The immeasurable hubris that convinced him he could make up his own weight class ended up costing him a pretty serious ass kicking. Chavez works best when he’s smothering and brutalizing a smaller opponent. He’s an oak, leaning on a smaller tree until it collapses. His problem was that Fonfara, a very solid 175-lb. fighter, was one big-ass tree himself, and he used every branch to smack the shit out of him. Chavez, whose defense was never very good, swallowed every single punch like he normally does. But this time, he was the one going down.

He’s back, exactly three months after the beating, and this time he’s really super focused on boxing. He’s also back to the super middleweight division, right in his comfort zone — against a smaller guy. His opponent, Marcos Reyes, has spent nearly all of his career between 154-160 lbs., so we know why he’s there. He’s there to wilt. He’s there as a rebound. He’s there so Chavez can prove that he actually is really serious about the sport, a good 12 years after he should have been.

I’m not sure who’s really buying any of it, but again, it doesn’t matter. He’s a draw with a huge name. And he has unknowingly become one of the bigger heels in boxing. At least, I suppose he isn’t aware of it. Maybe he’s an evil genius and this is all part of the plan… It’s one thing to be polarizing, it’s another to be the poster child for spoiled brats everywhere. Thousands of fans will now be tuning in just to see if he gets detonated again.

Maybe someday he’ll grow up and realize that he has to actually earn his spot, rather than demand a proper place at the top. But it’s hard to imagine that a guy who has been handed every luxury, every elite trainer, every opportunity most fighters could only dream of, will suddenly become a modest, humble fighter willing to do awful stuff like train, and listen to instructions.

Chances are he’ll run right through Reyes. I’m not sure what that will prove, other than he can (approximately) make the 168-pound limit and beat a guy who will be significantly smaller on fight night. Where he goes from there is anybody’s guess. What isn’t in question is the fact that people will be watching, despite his shortcomings.

Chavez almost blew the roof off the Thomas & Mack Center in 2012, when after being dominated and embarrassed for 11 rounds, he finally caught and then battered middleweight champion Sergio Martinez around the ring in the 12th. He was mere seconds away from scoring a huge upset and creating his own legacy, separate from one his father paved. He was on the verge of something special. The collective explosion in that arena is a testament to the love people had for this guy. Now that’s all gone.
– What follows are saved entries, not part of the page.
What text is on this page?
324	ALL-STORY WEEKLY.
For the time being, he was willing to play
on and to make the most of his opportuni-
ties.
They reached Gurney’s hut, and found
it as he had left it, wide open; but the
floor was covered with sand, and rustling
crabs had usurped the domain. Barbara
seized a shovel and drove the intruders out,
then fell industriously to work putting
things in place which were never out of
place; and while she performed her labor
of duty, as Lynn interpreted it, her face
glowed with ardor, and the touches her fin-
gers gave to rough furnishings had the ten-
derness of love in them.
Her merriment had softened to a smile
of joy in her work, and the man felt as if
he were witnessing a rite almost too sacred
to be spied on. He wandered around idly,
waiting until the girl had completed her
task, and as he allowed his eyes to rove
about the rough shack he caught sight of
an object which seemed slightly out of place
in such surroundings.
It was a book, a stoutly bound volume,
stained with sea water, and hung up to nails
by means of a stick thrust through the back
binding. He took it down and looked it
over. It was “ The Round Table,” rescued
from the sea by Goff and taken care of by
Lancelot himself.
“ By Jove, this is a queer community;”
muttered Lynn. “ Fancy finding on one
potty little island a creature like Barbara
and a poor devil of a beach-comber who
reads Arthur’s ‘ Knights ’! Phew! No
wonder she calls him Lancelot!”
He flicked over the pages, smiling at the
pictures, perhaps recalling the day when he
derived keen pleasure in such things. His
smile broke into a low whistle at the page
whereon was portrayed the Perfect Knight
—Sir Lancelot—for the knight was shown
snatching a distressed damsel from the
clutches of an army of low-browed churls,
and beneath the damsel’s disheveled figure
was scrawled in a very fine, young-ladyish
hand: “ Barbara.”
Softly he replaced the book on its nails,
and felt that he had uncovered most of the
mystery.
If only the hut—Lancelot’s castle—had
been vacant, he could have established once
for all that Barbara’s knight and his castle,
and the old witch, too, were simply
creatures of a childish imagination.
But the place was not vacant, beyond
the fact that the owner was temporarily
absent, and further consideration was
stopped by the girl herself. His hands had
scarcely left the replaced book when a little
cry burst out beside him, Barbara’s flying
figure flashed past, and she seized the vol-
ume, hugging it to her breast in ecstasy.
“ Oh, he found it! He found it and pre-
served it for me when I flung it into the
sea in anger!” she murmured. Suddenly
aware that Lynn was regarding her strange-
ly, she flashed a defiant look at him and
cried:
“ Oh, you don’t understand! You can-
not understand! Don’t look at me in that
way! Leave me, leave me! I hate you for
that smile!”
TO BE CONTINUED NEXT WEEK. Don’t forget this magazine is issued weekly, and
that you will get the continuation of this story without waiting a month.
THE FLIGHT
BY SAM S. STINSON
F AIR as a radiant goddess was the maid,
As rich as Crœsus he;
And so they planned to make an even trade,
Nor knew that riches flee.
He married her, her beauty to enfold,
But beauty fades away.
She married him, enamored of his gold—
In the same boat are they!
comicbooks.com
The thing is, people also love a story about redemption. And Chavez still has time to get there. Maybe finally tasting defeat has given him a little humility. There have been moments, usually quite fleeting, when he’s looked like something more than just a pampered kid trying to trade on his name. When he has gone on the attack, firing combinations and brutal body shots, he’s been effective as hell. If anything, he makes for some wildly entertaining bouts. With a little understanding of what it takes to endear himself to fans, he might be able to erase some of the past.

Or, maybe he’ll remain an indignant prick, throwing blame everywhere else for his own problems, and he’ll be widely hated. Either way, he’s not going to simply disappear if he fails to learn any lessons, or even if he loses again. Whether he fights at super middleweight, or light heavyweight, or super-middle-light-heavyweight-and-a-half, we’ll still be watching.

We’ll just be waiting for him to either drop the hammer, or have the hammer dropped on him.